🤖 AI Summary
Underwater image transmission faces dual challenges of limited bandwidth and severe distortion, making it difficult for existing methods to simultaneously achieve efficient compression and quality enhancement. This paper proposes a quality-aware scalable coding framework that implicitly integrates enhancement capabilities into the compression process through collaborative design of base and enhancement layers. Key contributions include: (1) an enhancement dictionary with shared sparse coefficients; (2) a dual-branch filtering architecture—comprising coarse filtering followed by detail refinement; and (3) joint residual redundancy removal and controllable non-zero coefficient coding. Extensive experiments on five large-scale underwater datasets demonstrate significant improvements in the Underwater Image Quality Measure (UIQM), achieving a superior trade-off between compression ratio and visual fidelity. The proposed method consistently outperforms state-of-the-art approaches across quantitative metrics and qualitative assessments.
📝 Abstract
Underwater imaging plays a pivotal role in marine exploration and ecological monitoring. However, it faces significant challenges of limited transmission bandwidth and severe distortion in the aquatic environment.
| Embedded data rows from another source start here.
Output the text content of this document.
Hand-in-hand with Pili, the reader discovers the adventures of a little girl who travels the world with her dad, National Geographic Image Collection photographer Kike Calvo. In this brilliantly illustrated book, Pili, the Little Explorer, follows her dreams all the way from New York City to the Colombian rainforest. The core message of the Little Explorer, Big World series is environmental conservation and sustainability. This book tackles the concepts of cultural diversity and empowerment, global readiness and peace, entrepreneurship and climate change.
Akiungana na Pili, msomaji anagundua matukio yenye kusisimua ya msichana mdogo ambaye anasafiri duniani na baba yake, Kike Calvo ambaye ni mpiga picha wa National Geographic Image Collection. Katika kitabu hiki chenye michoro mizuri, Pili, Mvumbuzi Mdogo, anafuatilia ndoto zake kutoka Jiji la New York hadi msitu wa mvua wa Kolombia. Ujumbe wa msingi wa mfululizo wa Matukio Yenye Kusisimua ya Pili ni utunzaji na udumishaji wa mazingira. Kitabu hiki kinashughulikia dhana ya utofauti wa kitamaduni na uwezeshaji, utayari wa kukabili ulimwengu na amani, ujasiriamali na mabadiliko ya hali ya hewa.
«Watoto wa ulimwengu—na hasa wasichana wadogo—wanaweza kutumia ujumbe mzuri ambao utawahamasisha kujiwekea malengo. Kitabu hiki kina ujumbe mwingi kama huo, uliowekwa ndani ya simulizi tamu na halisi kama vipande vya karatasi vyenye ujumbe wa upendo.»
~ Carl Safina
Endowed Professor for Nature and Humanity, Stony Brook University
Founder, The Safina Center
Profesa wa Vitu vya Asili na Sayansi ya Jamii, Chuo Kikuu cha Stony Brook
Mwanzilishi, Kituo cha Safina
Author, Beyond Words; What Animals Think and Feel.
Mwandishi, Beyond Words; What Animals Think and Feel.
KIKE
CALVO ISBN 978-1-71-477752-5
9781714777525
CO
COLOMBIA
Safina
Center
In this work, to achieve the target of both underwater image compression and enhancement simultaneously, an enhanced quality-aware scalable underwater image compression framework is presented, which comprises a Base Layer (BL) and an Enhancement Layer (EL). In the BL, the underwater image is represented by controllable number of non-zero sparse coefficients for coding bits saving. Furthermore, the underwater image enhancement dictionary is derived with shared sparse coefficients to make reconstruction close to the enhanced version. In the EL, a dual-branch filter comprising rough filtering and detail refinement branches is designed to produce a pseudo-enhanced version for residual redundancy removal and to improve the quality of final reconstruction. Extensive experimental results demonstrate that the proposed scheme outperforms the state-of-the-art works under five large-scale underwater image datasets in terms of Underwater Image Quality Measure (UIQM).